Rum runners: Folks, let's keep our wits about this screech-in nonsense
If you want a tradition, you simply declare one — right?
News that a Toronto theatre was attempting to hold the world's largest "screech-in" to promote the musical Come From Away ruffled feathers locally.
There were those who felt Newfoundlanders have a proprietary interest in the ritual.
If someone was going to kiss a facsimile of a codfish, down a glass of middling rum and incant some Nova Scotian foolishness of the "Long may your big jib draw" variety, it should be done here, if not on George Street, then at least with the screechee facing in the direction of that yeasty Mecca.
If the point of the exercise was to make tourists "honorary Newfoundlanders" should it not have to happen here, on "The Rock."
There is nothing "traditional" about screech-ins.
There were others who simply find the act embarrassing and would like to see it forgotten, see it go the way of Newfie joke books, the square rolling pin and the mugs with the handles inside. (Catherine McKenna, Canada's minister of green pipelines, who was recently in St. John's and took great pleasure in being screeched-in, was captured on camera phone shouting that detractors were merely party poopers.)
There is nothing "traditional" about screech-ins. They are not a cultural artefact but, like the Mummers Parade, a recent invention.
The internet has made the creation of "truths" nearly instantaneous — so much so that we have taken to blithely saying "my truth" or "your truth."

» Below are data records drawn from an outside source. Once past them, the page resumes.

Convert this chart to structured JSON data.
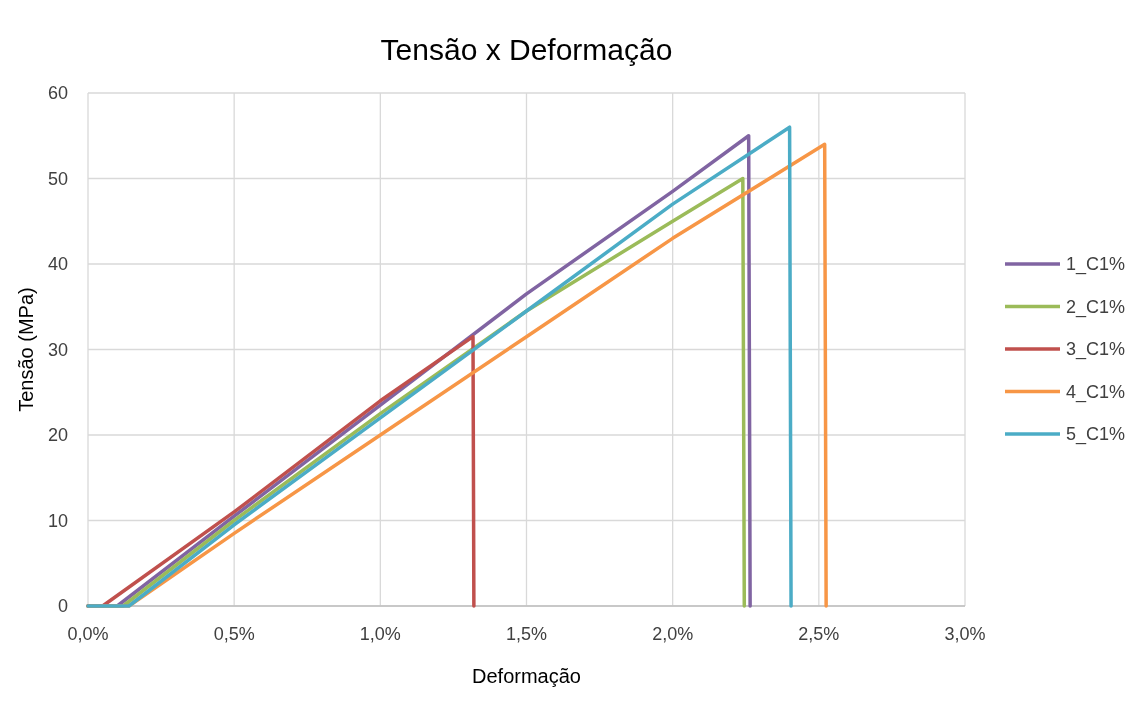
{
  "chart_data": {
    "type": "line",
    "title": "Tensão x Deformação",
    "xlabel": "Deformação",
    "ylabel": "Tensão (MPa)",
    "xlim": [
      0,
      3
    ],
    "xticks": [
      {
        "value": 0,
        "label": "0,0%"
      },
      {
        "value": 0.5,
        "label": "0,5%"
      },
      {
        "value": 1,
        "label": "1,0%"
      },
      {
        "value": 1.5,
        "label": "1,5%"
      },
      {
        "value": 2,
        "label": "2,0%"
      },
      {
        "value": 2.5,
        "label": "2,5%"
      },
      {
        "value": 3,
        "label": "3,0%"
      }
    ],
    "ylim": [
      0,
      60
    ],
    "yticks": [
      0,
      10,
      20,
      30,
      40,
      50,
      60
    ],
    "grid": true,
    "legend": "right",
    "marker": "none",
    "line_style": "solid",
    "series": [
      {
        "name": "1_C1%",
        "color": "#8064a2",
        "x": [
          0,
          0.1,
          0.5,
          1.0,
          1.5,
          2.0,
          2.26,
          2.265
        ],
        "values": [
          0,
          0,
          10.5,
          23.5,
          36.5,
          48.5,
          55,
          0
        ]
      },
      {
        "name": "2_C1%",
        "color": "#9bbb59",
        "x": [
          0,
          0.12,
          0.5,
          1.0,
          1.5,
          2.0,
          2.24,
          2.245
        ],
        "values": [
          0,
          0,
          10,
          22.5,
          34.5,
          45,
          50,
          0
        ]
      },
      {
        "name": "3_C1%",
        "color": "#c0504d",
        "x": [
          0,
          0.05,
          0.5,
          1.0,
          1.317,
          1.32
        ],
        "values": [
          0,
          0,
          11,
          24,
          31.5,
          0
        ]
      },
      {
        "name": "4_C1%",
        "color": "#f79646",
        "x": [
          0,
          0.14,
          0.5,
          1.0,
          1.5,
          2.0,
          2.52,
          2.525
        ],
        "values": [
          0,
          0,
          8.5,
          20,
          31.5,
          43,
          54,
          0
        ]
      },
      {
        "name": "5_C1%",
        "color": "#4bacc6",
        "x": [
          0,
          0.14,
          0.5,
          1.0,
          1.5,
          2.0,
          2.4,
          2.405
        ],
        "values": [
          0,
          0,
          9.5,
          22,
          34.5,
          47,
          56,
          0
        ]
      }
    ]
  }
}
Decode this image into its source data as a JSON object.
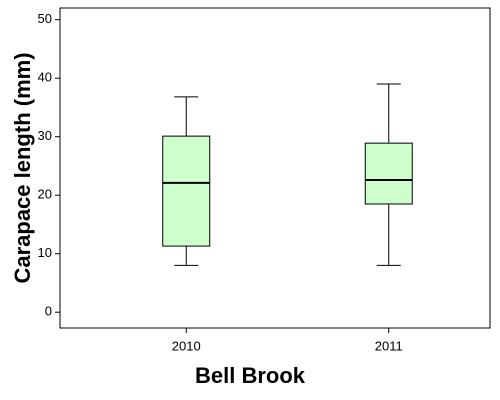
{
  "chart_data": {
    "type": "box",
    "x_label": "Bell Brook",
    "y_label": "Carapace length (mm)",
    "categories": [
      "2010",
      "2011"
    ],
    "boxes": [
      {
        "min": 8,
        "q1": 11.3,
        "median": 22.1,
        "q3": 30.1,
        "max": 36.8
      },
      {
        "min": 8,
        "q1": 18.5,
        "median": 22.6,
        "q3": 28.9,
        "max": 39
      }
    ],
    "color": "#ccffcc",
    "ylim": [
      -2.7,
      52
    ],
    "yticks": [
      0,
      10,
      20,
      30,
      40,
      50
    ]
  }
}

DIY for cultural traditions
The thinking seems to be that if you want a tradition, you simply declare one. Those wacky French intellectuals proclaiming the essential relativism of all things might have been on to something.
There is no law against embarrassment. It is central to the human condition.
Beer parlour owners are fans of the screech-in because they make tourists happy — and happy tourists pound back the booze.
If we mean to grow the tourism sector, we might consider inventing more such ceremonies, upping the stakes, adding mystical elements and elaborate costume to move visitors beyond that warm sense of belonging that comes from a slug of dark rum to some higher state of Newfoundland ecstasy.
We could induce trance states of jig dancing and talking in Newfie tongues, "How's she goin' b'y, how's she goin' me old cock, me old cock, me nerves, oh me nerves …"
In Hogtown? Never!
All stupid enough, one thought.
But no, it being 2019, things always get dumber.
Google-alerted into a state of hyper vigilance, beginning to worry that the mass screech-in in Hogtown might be cultural appropriation the proponents did the Canadian thing, they apologized and bailed.
Whether harmless fun, or an act mocking and demeaning Newfoundlanders, the screech-In remains ours alone.